MADISON (WKOW) -- With the weather breaking, we wanted to share a recipe with you that is the epitome of freshness.
Registered dietitian and chef, Julie Andrews, joined us in the Wake Up Wisconsin Kitchen at Furniture and Appliance Mart in Madison to teach us how to make poke bowls.
Below is here recipe. Check out the video link attached to this story for step by step instructions.
Tuna & Marinade
2 Tbsp. low sodium soy sauce
2 Tbsp. brown sugar
1 Tbsp. rice wine vinegar
½ Tbsp. sesame oil
Splash fish sauce
1-inch piece fresh ginger, grated
3 cloves garlic, grated
1 lb. fresh ahi tuna (high quality), cubed
2 cups chopped veggies (shredded carrots, shelled edamame, sliced radishes, red or Napa cabbage)
3-4 Tbsp. rice wine vinegar
2 cups cooked sushi or Jasmine rice
½-1 cup diced mango
1-2 ripe avocados, sliced
3 green onions, sliced
2-3 Tbsp. toasted sesame seeds
Spicy mayo (¼ cup mayo + 1-2 Tbsp.

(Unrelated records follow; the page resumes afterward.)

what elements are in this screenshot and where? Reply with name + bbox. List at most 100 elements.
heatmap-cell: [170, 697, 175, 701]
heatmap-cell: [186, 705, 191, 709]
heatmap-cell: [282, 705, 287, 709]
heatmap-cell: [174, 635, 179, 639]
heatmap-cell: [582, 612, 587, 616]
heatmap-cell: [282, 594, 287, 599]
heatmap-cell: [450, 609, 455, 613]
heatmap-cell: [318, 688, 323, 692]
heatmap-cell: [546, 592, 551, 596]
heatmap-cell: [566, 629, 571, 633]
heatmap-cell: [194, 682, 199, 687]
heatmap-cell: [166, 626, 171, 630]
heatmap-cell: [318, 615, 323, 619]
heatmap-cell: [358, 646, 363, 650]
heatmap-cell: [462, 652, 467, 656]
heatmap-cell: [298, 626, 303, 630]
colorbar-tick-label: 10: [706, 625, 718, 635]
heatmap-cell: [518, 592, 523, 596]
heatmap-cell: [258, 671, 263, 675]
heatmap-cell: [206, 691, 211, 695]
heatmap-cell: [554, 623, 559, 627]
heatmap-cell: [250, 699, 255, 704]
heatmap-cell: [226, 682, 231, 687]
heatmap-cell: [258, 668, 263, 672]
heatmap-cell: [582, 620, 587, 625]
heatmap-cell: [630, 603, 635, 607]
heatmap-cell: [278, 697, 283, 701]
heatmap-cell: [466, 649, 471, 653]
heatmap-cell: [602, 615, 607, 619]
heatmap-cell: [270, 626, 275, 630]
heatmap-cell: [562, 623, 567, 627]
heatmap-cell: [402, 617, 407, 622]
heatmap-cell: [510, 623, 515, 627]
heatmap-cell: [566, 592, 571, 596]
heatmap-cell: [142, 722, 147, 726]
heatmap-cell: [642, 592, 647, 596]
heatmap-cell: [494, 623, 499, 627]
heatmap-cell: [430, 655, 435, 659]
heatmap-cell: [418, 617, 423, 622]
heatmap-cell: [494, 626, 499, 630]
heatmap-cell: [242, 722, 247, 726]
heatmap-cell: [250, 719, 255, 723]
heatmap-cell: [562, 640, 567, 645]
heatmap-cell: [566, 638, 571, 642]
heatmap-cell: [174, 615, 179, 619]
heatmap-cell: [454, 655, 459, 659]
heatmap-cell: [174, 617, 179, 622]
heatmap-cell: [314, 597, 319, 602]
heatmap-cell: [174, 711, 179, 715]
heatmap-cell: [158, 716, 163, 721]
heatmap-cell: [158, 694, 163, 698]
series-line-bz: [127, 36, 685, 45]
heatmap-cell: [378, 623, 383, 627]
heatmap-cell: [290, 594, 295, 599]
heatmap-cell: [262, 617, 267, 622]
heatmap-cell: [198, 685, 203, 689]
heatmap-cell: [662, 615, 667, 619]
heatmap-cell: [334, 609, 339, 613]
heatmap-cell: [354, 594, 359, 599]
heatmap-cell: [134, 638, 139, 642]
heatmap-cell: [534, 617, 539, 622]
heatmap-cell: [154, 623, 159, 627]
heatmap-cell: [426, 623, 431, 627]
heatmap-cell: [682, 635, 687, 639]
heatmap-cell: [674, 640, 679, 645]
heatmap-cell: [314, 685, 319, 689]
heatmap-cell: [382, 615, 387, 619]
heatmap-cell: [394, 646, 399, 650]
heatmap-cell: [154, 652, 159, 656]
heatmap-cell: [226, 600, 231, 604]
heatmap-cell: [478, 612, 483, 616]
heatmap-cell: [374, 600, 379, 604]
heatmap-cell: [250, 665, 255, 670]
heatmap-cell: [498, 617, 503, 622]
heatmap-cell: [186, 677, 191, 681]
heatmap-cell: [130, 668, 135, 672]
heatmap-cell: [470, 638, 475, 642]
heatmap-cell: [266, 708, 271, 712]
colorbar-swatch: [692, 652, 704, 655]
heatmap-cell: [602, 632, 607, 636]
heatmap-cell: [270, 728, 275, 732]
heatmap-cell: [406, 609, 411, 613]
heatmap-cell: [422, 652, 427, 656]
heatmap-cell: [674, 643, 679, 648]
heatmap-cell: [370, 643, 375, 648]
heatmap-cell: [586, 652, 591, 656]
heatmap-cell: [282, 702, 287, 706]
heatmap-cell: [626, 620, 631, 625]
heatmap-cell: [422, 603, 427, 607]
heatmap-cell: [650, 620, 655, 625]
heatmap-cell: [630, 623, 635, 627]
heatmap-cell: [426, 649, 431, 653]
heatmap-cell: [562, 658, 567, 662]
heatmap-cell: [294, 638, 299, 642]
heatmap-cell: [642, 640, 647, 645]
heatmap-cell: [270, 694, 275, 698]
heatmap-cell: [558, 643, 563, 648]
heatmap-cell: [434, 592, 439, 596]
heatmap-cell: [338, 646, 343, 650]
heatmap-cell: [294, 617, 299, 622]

Sriracha), for serving
In a medium glass bowl, whisk together soy sauce, brown sugar, rice wine vinegar, sesame oil, fish sauce, ginger and garlic until combined. Add cubes of fresh ahi tuna and stir to combine. Cover bowl and refrigerate at least one hour.
In a medium glass bowl, combine chopped vegetables and rice wine vinegar; toss to combine. Cover bowl and refrigerate at least one hour. (This is an optional step but adds a ton of flavor.)
To assemble bowls: Spoon rice into four bowls. Distribute pickled vegetables, mango, avocado, and marinated tuna among bowls. Sprinkle with green onions and sesame seeds. Serve with spicy mayo, if desired.
*To make these appetizer size, use small ramekins to build 10-12 mini poke bowls.